En realidad cuando me lo preguntó no se me ocurría una respuesta, al menos no una buena. En pocos momentos, instantes apenas, me había dado cuenta de lo errada que había estado mi percepción de la realidad y que quizás lo había estado a lo largo de toda mi vida – a pesar de lo instruida, liberada, independiente, e ‘ilustrada’ que me había creído. Sí, había llegado hasta allí, ¿pero para qué? ¿Por qué? ¿Por curiosidad? ¿Orgullo? ¿Arrogancia? No estaba del todo segura pero ahí estaba, recubierta de picaduras ardientes y dolorosas y frente a ese hombre de raza, edad, nacionalidad, e incluso acento que no acababa de situar. Él era como tantas cosas a la vez, pero ninguna concreta. Era un hombre extraño eso sí, raro, pero no tanto en el sentido de peculiar sino de exótico, y ante todo era extraño porque despertaba en mí emociones contradictorias; por una parte me desconcertaba mucho porque no le lograba encajar, leer, ubicar.
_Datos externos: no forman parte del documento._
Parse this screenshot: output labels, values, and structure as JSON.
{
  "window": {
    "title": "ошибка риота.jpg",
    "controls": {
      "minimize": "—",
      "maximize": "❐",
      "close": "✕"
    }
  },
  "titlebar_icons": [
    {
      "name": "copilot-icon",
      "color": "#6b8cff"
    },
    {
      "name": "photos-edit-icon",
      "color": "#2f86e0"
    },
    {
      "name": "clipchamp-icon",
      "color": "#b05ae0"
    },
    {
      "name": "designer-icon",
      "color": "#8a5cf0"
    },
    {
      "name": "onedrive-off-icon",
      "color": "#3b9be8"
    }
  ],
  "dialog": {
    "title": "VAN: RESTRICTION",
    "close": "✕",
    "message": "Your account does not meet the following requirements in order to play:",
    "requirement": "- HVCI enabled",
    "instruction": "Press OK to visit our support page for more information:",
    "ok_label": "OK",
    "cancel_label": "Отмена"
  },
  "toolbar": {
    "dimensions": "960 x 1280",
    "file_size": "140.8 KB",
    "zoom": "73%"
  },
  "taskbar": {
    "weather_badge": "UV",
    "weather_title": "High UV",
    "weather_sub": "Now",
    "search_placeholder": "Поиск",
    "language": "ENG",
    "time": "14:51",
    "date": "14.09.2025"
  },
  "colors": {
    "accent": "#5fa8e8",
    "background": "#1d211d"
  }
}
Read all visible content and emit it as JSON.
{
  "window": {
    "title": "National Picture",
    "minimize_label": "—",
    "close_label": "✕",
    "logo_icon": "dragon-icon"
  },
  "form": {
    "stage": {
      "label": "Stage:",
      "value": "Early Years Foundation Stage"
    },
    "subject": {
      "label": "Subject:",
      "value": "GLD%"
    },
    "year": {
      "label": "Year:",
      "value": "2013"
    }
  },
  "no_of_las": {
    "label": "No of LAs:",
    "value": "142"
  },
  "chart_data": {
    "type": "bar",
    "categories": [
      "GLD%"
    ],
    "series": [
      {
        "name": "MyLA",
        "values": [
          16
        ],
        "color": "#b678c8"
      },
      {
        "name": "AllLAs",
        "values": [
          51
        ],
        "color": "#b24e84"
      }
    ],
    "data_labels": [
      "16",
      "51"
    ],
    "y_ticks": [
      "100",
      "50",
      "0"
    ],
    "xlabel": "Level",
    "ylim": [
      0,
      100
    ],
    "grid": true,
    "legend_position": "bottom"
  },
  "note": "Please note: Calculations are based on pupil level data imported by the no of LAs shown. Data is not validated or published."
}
  - Shodai Sennin J. A. Overton-Guerra







De la Obra:

“¿Pero el cortejo es algo lindo, no?” “Si estuviéramos hablando de animales en época de celo pues sí, sería cierto. Y ese es el problema. Durante el ‘cortejo’, como lo llamas, los hombres procuran dar muestras de ser todo lo que no son, sino solamente lo que imaginan que las mujeres quieren que sean para conseguir satisfacer impulsos primarios que ellos mismos no acaban de entender, y cuando toda la farsa se ha consumado y el hombre ha saciado ese apetito que tan fácilmente confunde por amor, y la mujer se ha despertado de la fantasía que estableció en su cabeza, en su imaginación, de pronto entra la realidad para los dos. El hombre, saciados sus instintos de depredador – porque el cortejo es ante todo una caza – y su impulso sexual, busca nueva presa; y la mujer, desilusionada, se entrega a las canciones de abandono amoroso y al tiempo vuelve a ponerse su pintura y armamento de guerra – maquillaje, uñas artificiales, sostenes especiales que levanten y separen, fajas que contornen y moldeen, tacones para resaltar las pantorrillas, adornos para captar la atención visual a lugares anatómicos selectos – a tender su quiosco, y a untarse de sus mejunjes odoríferas de flores exóticas y caras, para tentar nuevas abejas. Y el proceso se repite. Me refiero a la ilusión que desilusiona. Yo no me presto a eso. Una mujer madura debería saber lo que quiere en un hombre, y el hombre que lo es, lo es siempre y en todo lo que hace, no porque compre chocolates o flores o abra puertas. Yo no ‘pretendo’, hago; no cortejo, conquisto lo que es mío. O la mujer me reconoce como el hombre al que se quiera entregar, y no me refiero a sexualmente, o al menos no solamente sexualmente sino que en esencia, o no lo hace. No estoy tan desesperado.” “¿Y la competencia?” “No tengo competencia. Soy una edición exclusiva, clásica. O te gusta, o no”, dijo con la cara seria pero sus ojos mostraban una sonrisa burlona, pícara. Me faltaba el aliento. Era el hombre más imperioso, más altivo, más confiado que había conocido, y eso me cautivaba, me embelesaba, me seducía; ni siquiera vi el precipicio: “¿Cuándo se dejaron de hacer hombres como Usted?”, pregunté atontada, el sonido de mis palabras me llegaban de segundas a los oídos después de haber sido dichas. “Pues quizás cuando se dejaron de hacer hombres, punto”, dijo con una naturalidad como el que habla del tiempo aburrido del mismo.